While ad hoc representations of natural language data are sufficient for low-level Natural Language Text Processing tasks in isolation, more complex tasks that require the combination of many localized resources can benefit from a unifying representation. The Cognitive Computation Group's (CCG) MRCS (Modular Representation and Comparison Scheme) is being developed to allow an open-ended set of automated NLP text analysis to be combined, and provides a noisy unification-based architecture for reasoning about natural language text.
Supervised learning strategies are costly in terms of resources. However, one can often reduce costs--make use of only a small amount of labeled data along with a large pool of unlabeled examples--by exploiting regularities present in the data and, possibly, domain specific information. We investigate semi-supervised and unsupervised learning methods to minimize the need for supervision in the context of several machine learning protocols including Ranking and Structure Learning, and apply these to problems such as transliteration, context sensitive paraphrasing and information extraction.
The successful application of machine learning algorithms to real-world applications is often predicated on obtaining sufficient labeled training data. By allowing the learning algorithm to query a domain expert for additional information, this sample complexity often can be reduced. We are working on extending standard active learning work to more complex settings, such as structured output spaces and pipeline models, with applications to natural language processing problems.

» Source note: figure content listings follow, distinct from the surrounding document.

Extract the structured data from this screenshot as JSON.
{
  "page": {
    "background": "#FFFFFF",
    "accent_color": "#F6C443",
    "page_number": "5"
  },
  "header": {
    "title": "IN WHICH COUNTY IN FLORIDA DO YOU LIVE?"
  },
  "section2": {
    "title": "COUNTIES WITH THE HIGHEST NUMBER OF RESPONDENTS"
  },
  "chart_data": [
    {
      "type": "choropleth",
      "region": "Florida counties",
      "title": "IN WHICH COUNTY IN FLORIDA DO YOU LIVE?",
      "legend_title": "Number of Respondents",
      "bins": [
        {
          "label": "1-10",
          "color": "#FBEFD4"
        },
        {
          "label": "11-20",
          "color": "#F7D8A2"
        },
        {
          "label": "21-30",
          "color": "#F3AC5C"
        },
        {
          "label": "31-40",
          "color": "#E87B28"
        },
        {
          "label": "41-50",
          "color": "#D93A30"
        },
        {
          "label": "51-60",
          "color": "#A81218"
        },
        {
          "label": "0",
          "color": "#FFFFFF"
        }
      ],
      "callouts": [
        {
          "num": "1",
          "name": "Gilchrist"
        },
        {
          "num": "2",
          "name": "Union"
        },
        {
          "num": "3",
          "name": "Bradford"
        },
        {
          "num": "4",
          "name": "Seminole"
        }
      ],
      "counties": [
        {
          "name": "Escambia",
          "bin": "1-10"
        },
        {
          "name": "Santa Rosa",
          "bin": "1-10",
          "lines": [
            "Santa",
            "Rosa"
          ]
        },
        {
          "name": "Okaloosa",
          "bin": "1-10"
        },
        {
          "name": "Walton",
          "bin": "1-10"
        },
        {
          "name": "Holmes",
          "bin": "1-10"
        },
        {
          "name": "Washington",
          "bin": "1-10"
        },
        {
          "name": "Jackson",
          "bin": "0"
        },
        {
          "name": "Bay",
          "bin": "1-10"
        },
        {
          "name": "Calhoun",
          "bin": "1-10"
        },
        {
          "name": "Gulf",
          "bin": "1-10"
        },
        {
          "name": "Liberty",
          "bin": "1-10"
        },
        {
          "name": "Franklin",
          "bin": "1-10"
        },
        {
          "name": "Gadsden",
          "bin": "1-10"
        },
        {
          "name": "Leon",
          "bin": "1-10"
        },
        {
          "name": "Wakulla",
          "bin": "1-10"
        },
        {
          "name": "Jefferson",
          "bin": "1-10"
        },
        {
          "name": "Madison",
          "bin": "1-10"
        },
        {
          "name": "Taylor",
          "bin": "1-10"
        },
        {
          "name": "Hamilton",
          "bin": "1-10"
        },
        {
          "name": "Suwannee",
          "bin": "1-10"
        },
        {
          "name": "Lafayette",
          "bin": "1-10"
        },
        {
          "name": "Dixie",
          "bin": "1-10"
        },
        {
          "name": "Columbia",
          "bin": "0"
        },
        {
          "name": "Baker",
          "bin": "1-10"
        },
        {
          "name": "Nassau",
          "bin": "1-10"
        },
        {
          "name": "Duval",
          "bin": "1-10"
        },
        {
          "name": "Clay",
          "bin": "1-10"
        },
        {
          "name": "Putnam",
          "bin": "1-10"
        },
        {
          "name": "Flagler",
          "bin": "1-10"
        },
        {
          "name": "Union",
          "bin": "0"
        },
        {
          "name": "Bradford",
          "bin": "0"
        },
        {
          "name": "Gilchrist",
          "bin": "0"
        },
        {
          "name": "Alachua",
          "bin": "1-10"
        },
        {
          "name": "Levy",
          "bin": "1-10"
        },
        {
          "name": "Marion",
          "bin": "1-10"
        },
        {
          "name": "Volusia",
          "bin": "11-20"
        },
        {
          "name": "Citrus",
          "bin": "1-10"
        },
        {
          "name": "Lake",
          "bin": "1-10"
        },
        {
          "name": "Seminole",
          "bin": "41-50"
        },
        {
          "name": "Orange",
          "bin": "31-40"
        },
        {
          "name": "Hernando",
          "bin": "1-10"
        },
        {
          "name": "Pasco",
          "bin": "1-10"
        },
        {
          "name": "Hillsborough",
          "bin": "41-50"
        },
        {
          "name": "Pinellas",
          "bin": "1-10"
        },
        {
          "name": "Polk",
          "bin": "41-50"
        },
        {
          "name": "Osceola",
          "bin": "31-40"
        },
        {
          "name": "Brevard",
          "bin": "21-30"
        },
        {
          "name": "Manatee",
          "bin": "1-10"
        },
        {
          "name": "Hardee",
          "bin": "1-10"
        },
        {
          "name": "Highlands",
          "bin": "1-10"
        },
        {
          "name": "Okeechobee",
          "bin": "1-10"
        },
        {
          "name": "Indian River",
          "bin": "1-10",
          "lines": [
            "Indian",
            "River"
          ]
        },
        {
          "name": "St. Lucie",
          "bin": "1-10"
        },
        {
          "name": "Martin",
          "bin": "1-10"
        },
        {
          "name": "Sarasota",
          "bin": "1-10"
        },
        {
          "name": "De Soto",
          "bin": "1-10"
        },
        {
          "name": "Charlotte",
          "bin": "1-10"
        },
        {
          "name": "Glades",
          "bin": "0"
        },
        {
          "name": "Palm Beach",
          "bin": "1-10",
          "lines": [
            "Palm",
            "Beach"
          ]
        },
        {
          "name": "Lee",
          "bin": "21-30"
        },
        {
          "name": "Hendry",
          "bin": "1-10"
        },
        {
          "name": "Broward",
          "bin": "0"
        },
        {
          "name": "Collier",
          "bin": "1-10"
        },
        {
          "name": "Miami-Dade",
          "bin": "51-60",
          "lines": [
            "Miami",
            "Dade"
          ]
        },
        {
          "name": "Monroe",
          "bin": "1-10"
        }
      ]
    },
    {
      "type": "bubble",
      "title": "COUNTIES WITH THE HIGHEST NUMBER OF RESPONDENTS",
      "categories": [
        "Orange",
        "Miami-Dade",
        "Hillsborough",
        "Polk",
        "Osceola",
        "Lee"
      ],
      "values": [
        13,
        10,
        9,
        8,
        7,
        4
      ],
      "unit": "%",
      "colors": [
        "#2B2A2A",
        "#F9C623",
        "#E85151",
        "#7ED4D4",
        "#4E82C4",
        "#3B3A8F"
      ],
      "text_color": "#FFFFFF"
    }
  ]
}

The need to meaningfully combine sets of rankings often arises in ranked data sets. Although a number of heuristic and supervised learning approaches to rank aggregation exist, they require domain knowledge or supervised ranked data, both of which are expensive to acquire. In our early work in this area we studied generalization properties of ranking functions. More recently, we have focused on investigating learning methods for aggregating (partial) rankings without the need for supervised learning.
The problem of domain adaption is critical in natural language processing, given that models trained on a given domain (e.g., news) may not perform well on other domains (e.g., medical text) and that one may want to adapt learned models also across languages and across related tasks. We attempt both to (1) develop new algorithms for adaption across domains and languages and (2) develop a theoretical understanding of the domain adaptation issues and algorithms.
Pipeline models describe the setting where a complex task is decomposed into a sequence of stages such that the subtask at each stage is dependent both on the initial input and the results from previous stages. This is a widely used paradigm for many natural language processing problems.
As the volume of documents expands, organizing them for easy accessibility becomes increasingly difficult. We are developing an approach to automatically and transparently classify and organize electronic documents into ontologies; our approach is inspired by the way people can infer whether or not a document discusses a particular topic by only using the meaning of the labels.